The researchers focused on transient orcas, in the Pacific Ocean off the coast of Canada and Alaska. These tend to live in smaller social groups and to move around more than resident orcas.

Some scientists believe that the two are distinct sub-species.

"The most striking difference between the two is their diet," explained Dr Deecke.

Residents eat fish, whereas transients hunt and eat marine mammals, including seals and porpoises.

Dr Deecke added: "In the 40 years that these animals have been studied, scientists have never seen a resident eat a mammal and never seen a transient eat a fish."

Hunting trip

Resident orcas hunt for salmon using echolocation. The orcas click, producing waves of sound that travel through the water and bounce off the fish, allowing the predator to sense its location.

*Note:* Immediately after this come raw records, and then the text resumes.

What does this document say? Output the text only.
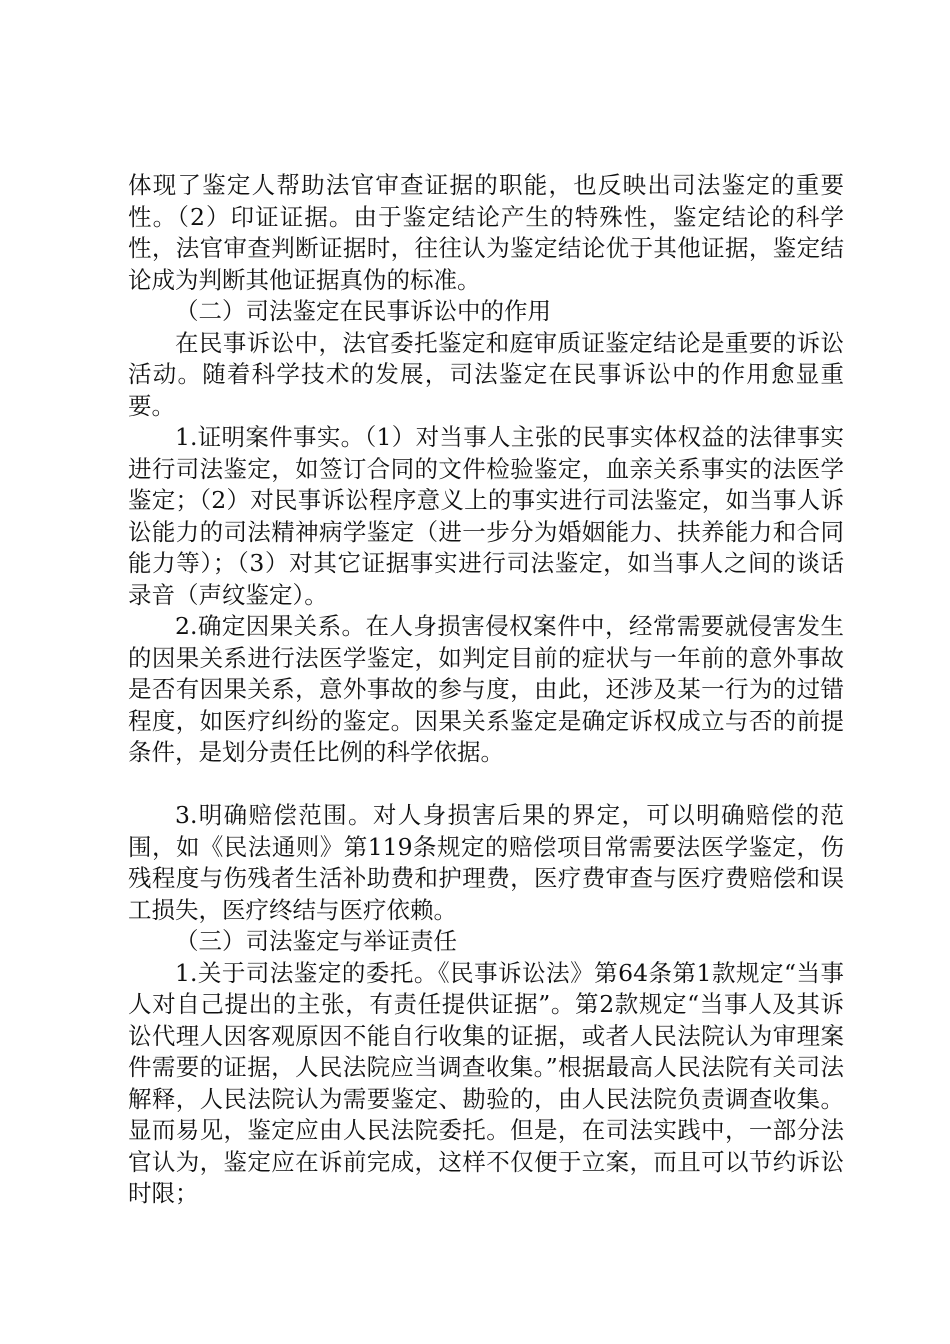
体现了鉴定人帮助法官审查证据的职能，也反映出司法鉴定的重要性。（2）印证证据。由于鉴定结论产生的特殊性，鉴定结论的科学性，法官审查判断证据时，往往认为鉴定结论优于其他证据，鉴定结论成为判断其他证据真伪的标准。

（二）司法鉴定在民事诉讼中的作用

在民事诉讼中，法官委托鉴定和庭审质证鉴定结论是重要的诉讼活动。随着科学技术的发展，司法鉴定在民事诉讼中的作用愈显重要。

1.证明案件事实。（1）对当事人主张的民事实体权益的法律事实进行司法鉴定，如签订合同的文件检验鉴定，血亲关系事实的法医学鉴定；（2）对民事诉讼程序意义上的事实进行司法鉴定，如当事人诉讼能力的司法精神病学鉴定（进一步分为婚姻能力、扶养能力和合同能力等）；（3）对其它证据事实进行司法鉴定，如当事人之间的谈话录音（声纹鉴定）。

2.确定因果关系。在人身损害侵权案件中，经常需要就侵害发生的因果关系进行法医学鉴定，如判定目前的症状与一年前的意外事故是否有因果关系，意外事故的参与度，由此，还涉及某一行为的过错程度，如医疗纠纷的鉴定。因果关系鉴定是确定诉权成立与否的前提条件，是划分责任比例的科学依据。

3.明确赔偿范围。对人身损害后果的界定，可以明确赔偿的范围，如《民法通则》第119条规定的赔偿项目常需要法医学鉴定，伤残程度与伤残者生活补助费和护理费，医疗费审查与医疗费赔偿和误工损失，医疗终结与医疗依赖。

（三）司法鉴定与举证责任

1.关于司法鉴定的委托。《民事诉讼法》第64条第1款规定“当事人对自己提出的主张，有责任提供证据”。第2款规定“当事人及其诉讼代理人因客观原因不能自行收集的证据，或者人民法院认为审理案件需要的证据，人民法院应当调查收集。”根据最高人民法院有关司法解释，人民法院认为需要鉴定、勘验的，由人民法院负责调查收集。显而易见，鉴定应由人民法院委托。但是，在司法实践中，一部分法官认为，鉴定应在诉前完成，这样不仅便于立案，而且可以节约诉讼时限；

"But all marine mammals have excellent underwater hearing," explained Dr Deecke.

"If if a killer whale swam along clicking like mad, all the seals and porpoises would think - here comes a predators, let's get away."

But the transient orcas' solution surprised the researchers.

"They go into stealth mode - completely silent," said Dr Deecke. "This raises the question: how are they communicating?"

It seems that orcas can carry out complex, co-ordinated mammal-hunting trips without "talking to each other" at all.


"To cover a wider area, they fan out occasionally - travelling hundreds of metres, even kilometres apart, and they come back together again," said Dr Deecke.

Only once they catch their prey, does the noise - whistling and pulsing calls - begin.

"It's a bit like us at a dinner party," said Dr Deecke. "They communicate while they eat then gradually wander off and go quiet again."

The orcas are unlikely to be able to see each other from these distances. Glaciers that descend into the sea on the Alaskan coast give the ocean the consistency of milk.

Dr Deecke thinks that the orcas might "rehearse" their hunting routines, to learn the position of each group member.

"They tend to be very predictable," he said. "I often know exactly where they are going to surface."

How they manage this level of co-ordination is not clear. And the scientists plan to continue their research by fitting sound recording and satellite tracking tags to individual orcas to follow their behaviour much more closely.

Dr Deecke said: "It seems like there's no way for them to communicate without their prey being able to eavesdrop."